Meta Expands Louisiana AI Data Center Into A $50 Billion Megaproject
Some history helps frame how fast this thing has ballooned. When Meta broke ground in December 2024, the project reportedly carried a price tag of around $10 billion. CEO Mark Zuckerberg later said the supercluster, codenamed Hyperion, would eventually scale to 5 gigawatts, and by October 2025 the company had formed a joint venture with Blue Owl Capital committing roughly $27 billion in development costs. Nine months later, the official number has nearly doubled again. Nor is Louisiana an isolated bet, as Meta broke ground just last week on its first Canadian data center, a 1-gigawatt site in Alberta, the 33rd facility in its global fleet. With chipmakers posting record data center revenue quarter after quarter, the build-out frenzy shows no sign of cooling.
The economic shockwave in Richland Parish is hard to overlook. Thanks to increased tax revenue from the project, teachers in the parish school district received bonuses topping $50,000 this year, up from $10,000 the year before. Superintendent Sheldon Jones called the money "life-altering for our teachers and their families," adding that for the first time in his 30-year career, every teacher the district interviewed was fully certified.

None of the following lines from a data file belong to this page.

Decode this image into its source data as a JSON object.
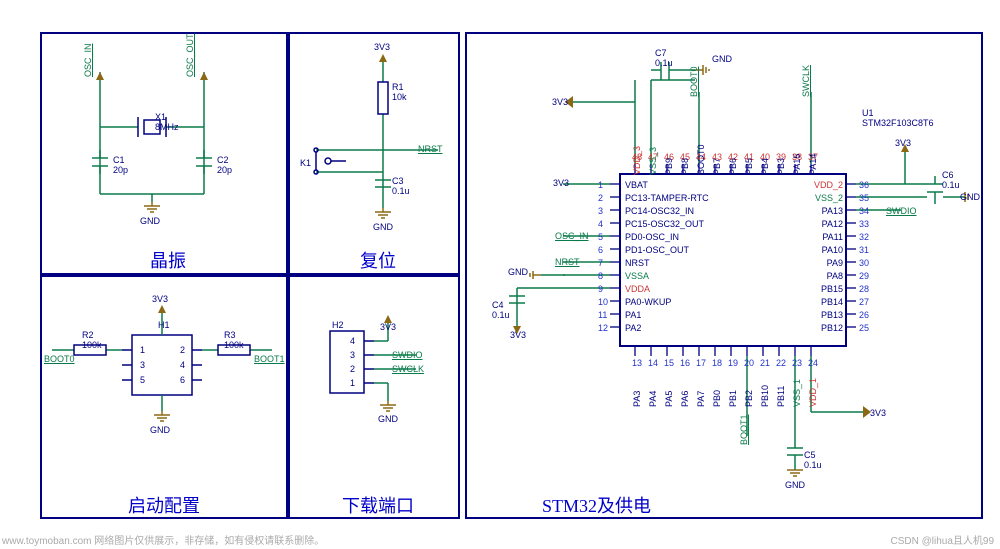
{
  "sections": {
    "osc": {
      "title": "晶振",
      "x1_ref": "X1",
      "x1_val": "8MHz",
      "c1_ref": "C1",
      "c1_val": "20p",
      "c2_ref": "C2",
      "c2_val": "20p",
      "net_in": "OSC_IN",
      "net_out": "OSC_OUT",
      "pwr_gnd": "GND"
    },
    "reset": {
      "title": "复位",
      "r1_ref": "R1",
      "r1_val": "10k",
      "c3_ref": "C3",
      "c3_val": "0.1u",
      "k1_ref": "K1",
      "net_3v3": "3V3",
      "net_nrst": "NRST",
      "pwr_gnd": "GND"
    },
    "boot": {
      "title": "启动配置",
      "h1_ref": "H1",
      "r2_ref": "R2",
      "r2_val": "100k",
      "r3_ref": "R3",
      "r3_val": "100k",
      "net_3v3": "3V3",
      "net_boot0": "BOOT0",
      "net_boot1": "BOOT1",
      "pwr_gnd": "GND",
      "pins": [
        "1",
        "3",
        "5",
        "2",
        "4",
        "6"
      ]
    },
    "swd": {
      "title": "下载端口",
      "h2_ref": "H2",
      "net_3v3": "3V3",
      "net_swdio": "SWDIO",
      "net_swclk": "SWCLK",
      "pwr_gnd": "GND",
      "pins": [
        "4",
        "3",
        "2",
        "1"
      ]
    },
    "mcu": {
      "title": "STM32及供电",
      "u1_ref": "U1",
      "u1_val": "STM32F103C8T6",
      "c4_ref": "C4",
      "c4_val": "0.1u",
      "c5_ref": "C5",
      "c5_val": "0.1u",
      "c6_ref": "C6",
      "c6_val": "0.1u",
      "c7_ref": "C7",
      "c7_val": "0.1u",
      "vdd2": "VDD_2",
      "vss2": "VSS_2",
      "vdd3": "VDD_3",
      "vss3": "VSS_3",
      "vdd1": "VDD_1",
      "vss1": "VSS_1",
      "net_3v3": "3V3",
      "pwr_gnd": "GND",
      "net_osc_in": "OSC_IN",
      "net_nrst": "NRST",
      "net_boot0": "BOOT0",
      "net_boot1": "BOOT1",
      "net_swdio": "SWDIO",
      "net_swclk": "SWCLK",
      "left_pins": [
        {
          "n": "1",
          "name": "VBAT"
        },
        {
          "n": "2",
          "name": "PC13-TAMPER-RTC"
        },
        {
          "n": "3",
          "name": "PC14-OSC32_IN"
        },
        {
          "n": "4",
          "name": "PC15-OSC32_OUT"
        },
        {
          "n": "5",
          "name": "PD0-OSC_IN"
        },
        {
          "n": "6",
          "name": "PD1-OSC_OUT"
        },
        {
          "n": "7",
          "name": "NRST"
        },
        {
          "n": "8",
          "name": "VSSA"
        },
        {
          "n": "9",
          "name": "VDDA"
        },
        {
          "n": "10",
          "name": "PA0-WKUP"
        },
        {
          "n": "11",
          "name": "PA1"
        },
        {
          "n": "12",
          "name": "PA2"
        }
      ],
      "right_pins": [
        {
          "n": "36",
          "name": "VDD_2"
        },
        {
          "n": "35",
          "name": "VSS_2"
        },
        {
          "n": "34",
          "name": "PA13"
        },
        {
          "n": "33",
          "name": "PA12"
        },
        {
          "n": "32",
          "name": "PA11"
        },
        {
          "n": "31",
          "name": "PA10"
        },
        {
          "n": "30",
          "name": "PA9"
        },
        {
          "n": "29",
          "name": "PA8"
        },
        {
          "n": "28",
          "name": "PB15"
        },
        {
          "n": "27",
          "name": "PB14"
        },
        {
          "n": "26",
          "name": "PB13"
        },
        {
          "n": "25",
          "name": "PB12"
        }
      ],
      "top_pins": [
        {
          "n": "48",
          "name": "VDD_3"
        },
        {
          "n": "47",
          "name": "VSS_3"
        },
        {
          "n": "46",
          "name": "PB9"
        },
        {
          "n": "45",
          "name": "PB8"
        },
        {
          "n": "44",
          "name": "BOOT0"
        },
        {
          "n": "43",
          "name": "PB7"
        },
        {
          "n": "42",
          "name": "PB6"
        },
        {
          "n": "41",
          "name": "PB5"
        },
        {
          "n": "40",
          "name": "PB4"
        },
        {
          "n": "39",
          "name": "PB3"
        },
        {
          "n": "38",
          "name": "PA15"
        },
        {
          "n": "37",
          "name": "PA14"
        }
      ],
      "bot_pins": [
        {
          "n": "13",
          "name": "PA3"
        },
        {
          "n": "14",
          "name": "PA4"
        },
        {
          "n": "15",
          "name": "PA5"
        },
        {
          "n": "16",
          "name": "PA6"
        },
        {
          "n": "17",
          "name": "PA7"
        },
        {
          "n": "18",
          "name": "PB0"
        },
        {
          "n": "19",
          "name": "PB1"
        },
        {
          "n": "20",
          "name": "PB2"
        },
        {
          "n": "21",
          "name": "PB10"
        },
        {
          "n": "22",
          "name": "PB11"
        },
        {
          "n": "23",
          "name": "VSS_1"
        },
        {
          "n": "24",
          "name": "VDD_1"
        }
      ]
    }
  },
  "watermarks": {
    "left": "www.toymoban.com  网络图片仅供展示，非存储，如有侵权请联系删除。",
    "right": "CSDN @lihua且人机99"
  }
}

According to Meta, local businesses are riding the same wave. The tech titan says it has awarded more than $1.6 billion in contracts to Louisiana companies since construction began, a figure that stood at $875 million as recently as December, meaning local contracting nearly doubled in seven months. One coffee shop near the site says it has grown from 40 customers on a good day to over 130, while a regional charter bus operator expanded its fleet from 40 coaches to 102 just to shuttle workers. Its drivers now earn over $80,000 a year in a region where the median income sits at $42,000.

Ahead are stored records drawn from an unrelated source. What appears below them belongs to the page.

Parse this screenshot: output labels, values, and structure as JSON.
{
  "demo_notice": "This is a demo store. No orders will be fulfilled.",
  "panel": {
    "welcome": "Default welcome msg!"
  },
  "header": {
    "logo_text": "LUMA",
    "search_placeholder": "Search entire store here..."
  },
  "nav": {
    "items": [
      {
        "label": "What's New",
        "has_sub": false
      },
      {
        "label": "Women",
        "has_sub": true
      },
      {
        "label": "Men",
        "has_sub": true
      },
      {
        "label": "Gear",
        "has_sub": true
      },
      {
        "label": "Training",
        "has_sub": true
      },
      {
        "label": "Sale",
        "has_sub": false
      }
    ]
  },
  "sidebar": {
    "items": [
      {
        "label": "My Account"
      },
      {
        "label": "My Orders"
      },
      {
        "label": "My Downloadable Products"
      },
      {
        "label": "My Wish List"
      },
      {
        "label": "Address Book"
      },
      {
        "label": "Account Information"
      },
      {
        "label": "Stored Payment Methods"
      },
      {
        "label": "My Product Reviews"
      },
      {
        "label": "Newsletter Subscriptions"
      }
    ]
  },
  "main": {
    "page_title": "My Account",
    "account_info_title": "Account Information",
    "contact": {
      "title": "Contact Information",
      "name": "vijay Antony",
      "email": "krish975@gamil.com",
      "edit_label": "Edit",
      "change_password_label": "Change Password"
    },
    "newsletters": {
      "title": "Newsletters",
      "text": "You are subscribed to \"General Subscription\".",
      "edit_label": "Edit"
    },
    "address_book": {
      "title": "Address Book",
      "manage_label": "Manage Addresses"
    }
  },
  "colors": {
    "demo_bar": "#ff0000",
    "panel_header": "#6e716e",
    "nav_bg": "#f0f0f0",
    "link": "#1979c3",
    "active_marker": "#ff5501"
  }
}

Staffing the finished facility is its own challenge. Meta is donating $5 million to Louisiana Delta Community College to fund workforce training, and beginning with the class of 2026, every Richland Parish high school graduate qualifies for a full scholarship toward a data center trade certificate. Construction has already supported 3,700 workers, with Meta projecting a peak of 5,000 by mid-2026, and once operational the campus will support more than 1,000 permanent jobs, double the figure Meta cited in December. The company's local infrastructure spend on roads, water, and wastewater systems has more than tripled since then, now topping $1 billion.
Richland Parish's enthusiasm makes it something of an outlier, though. A Gallup poll earlier this year found roughly seven in ten Americans oppose new data centers being built near their homes, up sharply from late 2025, with rising electric bills, strained water supplies, and lost open land topping the list of grievances. Dozens of jurisdictions have enacted moratoriums, and the White House has pressed AI giants to pay their own way on grid upgrades rather than letting costs land on ratepayers.

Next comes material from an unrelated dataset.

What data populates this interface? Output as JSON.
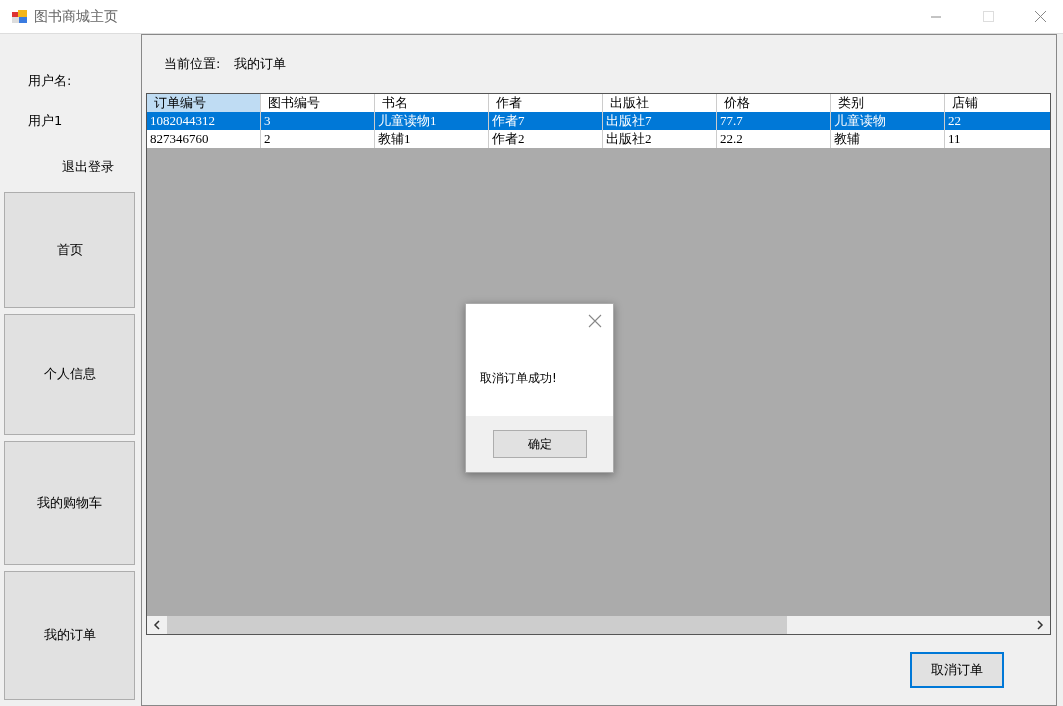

Meta's arrangement here reads like a direct answer to that pressure. Under its energy agreement with Entergy Louisiana, the company pays the full cost of the energy, water, and related infrastructure the data center uses so ratepayers do not. The latest deal funds seven new natural gas plants, three grid-scale batteries, and nuclear uprates at existing facilities, which Entergy projects will save customers more than $2 billion over 20 years, on top of $650 million tied to the first agreement. Meta has also pledged to return 100% of the data center's water consumption to the surrounding watersheds, targeting the other big fear that fuels opposition nationwide.
The full bill may run far higher than the headline number. Meta reportedly plans to spend an additional $200 billion on the site, largely on AI chips, which would push the total past a quarter-trillion dollars, though the company has confirmed nothing beyond the $50 billion. For now, Richland Parish is enjoying a genuine windfall, one that seven in 10 Americans apparently want no part of. Whether Meta's neighborly promises and current economic booms hold up once the construction crews pack up will help decide which side of that poll gets proven right.